Winter Camping In The Sub-Arctic
"Am I ready?"
Before winter camping with Outdoor Adventures or on your own, make sure you are comfortable being outside in the cold for many hours somewhere locally. Head out on the UAF Trails or elsewhere on skis or snowshoes with a friend or two, extra clothes, some snacks and water. If you cannot or have not spent five or more hours outside being active in the winter you should reconsider going winter camping! It takes some practice to figure out what to wear and how to stay comfortable in the cold – this is better done near town rather than in the wilderness!
"Will I Freeze to death?"
Yes, if you do not dress warmly, do not keep moving, do not eat constantly, and do not drink enough! Your body generates heat only as a byproduct of metabolism. So if you are not moving, you will need several warm layers, warm boots, a good hat and mittens to stay warm. At night this means you will want a warm sleeping bag so you don’t have to shiver all night to stay warm. A (non-leaking!) hot water bottle, insulated with a shirt or sock will help keep you even warmer. At night you also need a thick, full-length sleeping pad to insulate you from the cold ground.
Our bodies are ~70% water – we need water to move, water to think, water to stay alive! It is a challenge to stay hydrated when you are active in the winter. The air is very dry – you loose about a liter (~1 quart) of water a day just breathing. You may not realize you are thirsty and your drinking water may freeze solid!! It is essential that you protect your water from freezing and keep drinking all day long! You should carry and drink two liters during the day and at least one liter in the morning and one at night. A lightweight thermos is a fantastic way to carry some or all of your beverages. A plastic water bottle can be wrapped in foam or in the warm down or fleece jacket that is at the very top of your backpack.
Winter camping is a lot of work...
Sorry if you did not know this already, but winter camping in Alaska is not for the lazy. You will have to prepare a spot for your tent i.e., pack a platform, or dig a spot, build a snow wall if its windy or you may even want/need to dig a cave (remember as a kid you did this for fun). After the tent is erected and packs unloaded, it is time for the main task of the evening – melting snow/preparing water.

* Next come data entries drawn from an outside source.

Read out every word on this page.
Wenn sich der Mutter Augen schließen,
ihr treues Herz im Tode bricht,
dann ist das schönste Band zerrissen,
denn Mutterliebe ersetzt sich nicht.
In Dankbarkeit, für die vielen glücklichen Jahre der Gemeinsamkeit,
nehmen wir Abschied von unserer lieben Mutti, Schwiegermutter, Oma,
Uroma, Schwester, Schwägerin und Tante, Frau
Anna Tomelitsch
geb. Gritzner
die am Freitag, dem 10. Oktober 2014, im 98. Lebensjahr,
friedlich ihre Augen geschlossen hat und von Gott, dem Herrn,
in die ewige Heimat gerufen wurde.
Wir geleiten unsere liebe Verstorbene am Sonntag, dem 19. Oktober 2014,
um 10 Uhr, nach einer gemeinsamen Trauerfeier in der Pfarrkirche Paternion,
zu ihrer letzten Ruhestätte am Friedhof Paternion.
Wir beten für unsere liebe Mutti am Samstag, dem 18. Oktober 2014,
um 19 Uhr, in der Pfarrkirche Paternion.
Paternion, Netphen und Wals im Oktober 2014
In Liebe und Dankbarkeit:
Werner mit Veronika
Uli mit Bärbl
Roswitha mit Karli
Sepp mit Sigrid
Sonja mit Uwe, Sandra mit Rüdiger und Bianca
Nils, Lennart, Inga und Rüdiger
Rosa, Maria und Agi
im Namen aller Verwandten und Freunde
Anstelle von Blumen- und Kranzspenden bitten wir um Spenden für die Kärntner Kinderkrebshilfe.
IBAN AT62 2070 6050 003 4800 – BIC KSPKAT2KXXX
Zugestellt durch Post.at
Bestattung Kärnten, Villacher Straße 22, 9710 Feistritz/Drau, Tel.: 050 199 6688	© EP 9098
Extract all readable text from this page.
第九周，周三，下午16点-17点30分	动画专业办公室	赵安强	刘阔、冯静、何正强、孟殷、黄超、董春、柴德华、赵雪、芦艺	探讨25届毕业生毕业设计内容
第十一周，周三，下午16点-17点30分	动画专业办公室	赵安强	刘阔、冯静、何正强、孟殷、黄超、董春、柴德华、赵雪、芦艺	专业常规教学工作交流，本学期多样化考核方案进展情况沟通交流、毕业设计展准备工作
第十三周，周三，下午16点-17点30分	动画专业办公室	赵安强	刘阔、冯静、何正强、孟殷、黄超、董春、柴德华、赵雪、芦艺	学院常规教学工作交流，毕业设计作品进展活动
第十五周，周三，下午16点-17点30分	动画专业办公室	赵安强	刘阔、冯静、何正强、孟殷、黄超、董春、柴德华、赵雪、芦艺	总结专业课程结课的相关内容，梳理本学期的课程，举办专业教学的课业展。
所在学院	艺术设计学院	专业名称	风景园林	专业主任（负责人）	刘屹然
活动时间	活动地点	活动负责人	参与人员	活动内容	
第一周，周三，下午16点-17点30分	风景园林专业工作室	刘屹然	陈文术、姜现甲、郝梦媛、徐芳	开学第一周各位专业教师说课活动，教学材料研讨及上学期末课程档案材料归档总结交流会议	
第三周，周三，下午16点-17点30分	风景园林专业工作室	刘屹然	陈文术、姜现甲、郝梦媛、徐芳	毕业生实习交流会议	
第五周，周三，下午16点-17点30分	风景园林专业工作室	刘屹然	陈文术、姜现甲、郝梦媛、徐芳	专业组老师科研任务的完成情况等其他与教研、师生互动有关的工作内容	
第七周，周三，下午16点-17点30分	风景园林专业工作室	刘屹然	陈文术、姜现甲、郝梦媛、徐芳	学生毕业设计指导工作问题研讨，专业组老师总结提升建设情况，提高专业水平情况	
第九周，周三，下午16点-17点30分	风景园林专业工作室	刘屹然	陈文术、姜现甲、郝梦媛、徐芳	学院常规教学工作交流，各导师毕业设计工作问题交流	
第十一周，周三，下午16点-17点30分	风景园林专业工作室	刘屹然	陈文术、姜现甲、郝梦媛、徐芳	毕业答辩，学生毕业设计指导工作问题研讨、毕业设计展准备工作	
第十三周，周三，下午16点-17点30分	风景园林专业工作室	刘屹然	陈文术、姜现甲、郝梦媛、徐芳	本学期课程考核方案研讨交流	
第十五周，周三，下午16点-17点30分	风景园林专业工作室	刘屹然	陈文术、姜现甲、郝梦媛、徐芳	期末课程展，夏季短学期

Since it is often too cold to hang around outside, you may need to violate common sense and the stern warnings of tent manufacturers and cook inside of the vestibule of your tent. Yes this is dangerous so you need to know what you are doing (please ask for help if needed)! Always light the stove away from the tent and always keep a close eye on the stove! A stove stand helps stabilize the stove and pot and also makes it possible to throw the stove from the tent in case it malfunctions (no joke). When melting snow, you need to prime the pot with water or the snow will burn to the bottom of the pot (yes snow can burn). Our dry snow will soak up water so you will likely need at least half a liter of liquid water. You can collect snow in a (sleeping bag) stuff sack and leave this near the the door of your tent – because once you crawl inside, you won’t want to go back outside and you will need more snow/water. With a dipper cup you can scoop snow from your stuff sack and later scoop boiling water from the pot into your mug – without needing to lift up the hot, steamy and heavy pot.
All food should be instant – requiring only boiling water. A recommended appetizer is a mug of hot soup to re-hydrate your body, followed by dinner – with lots of added meat and cheese for energy. You should wash down dinner and clean your mug with a cup of tea, hot cocoa or whatever your heart desires.
In the morning you will need to get up, start the stove (away from the tent) and start melting more snow for breakfast, drinks and to fill your water bottles for the day. This can take awhile, but you can begin to pack things up while the stove is running.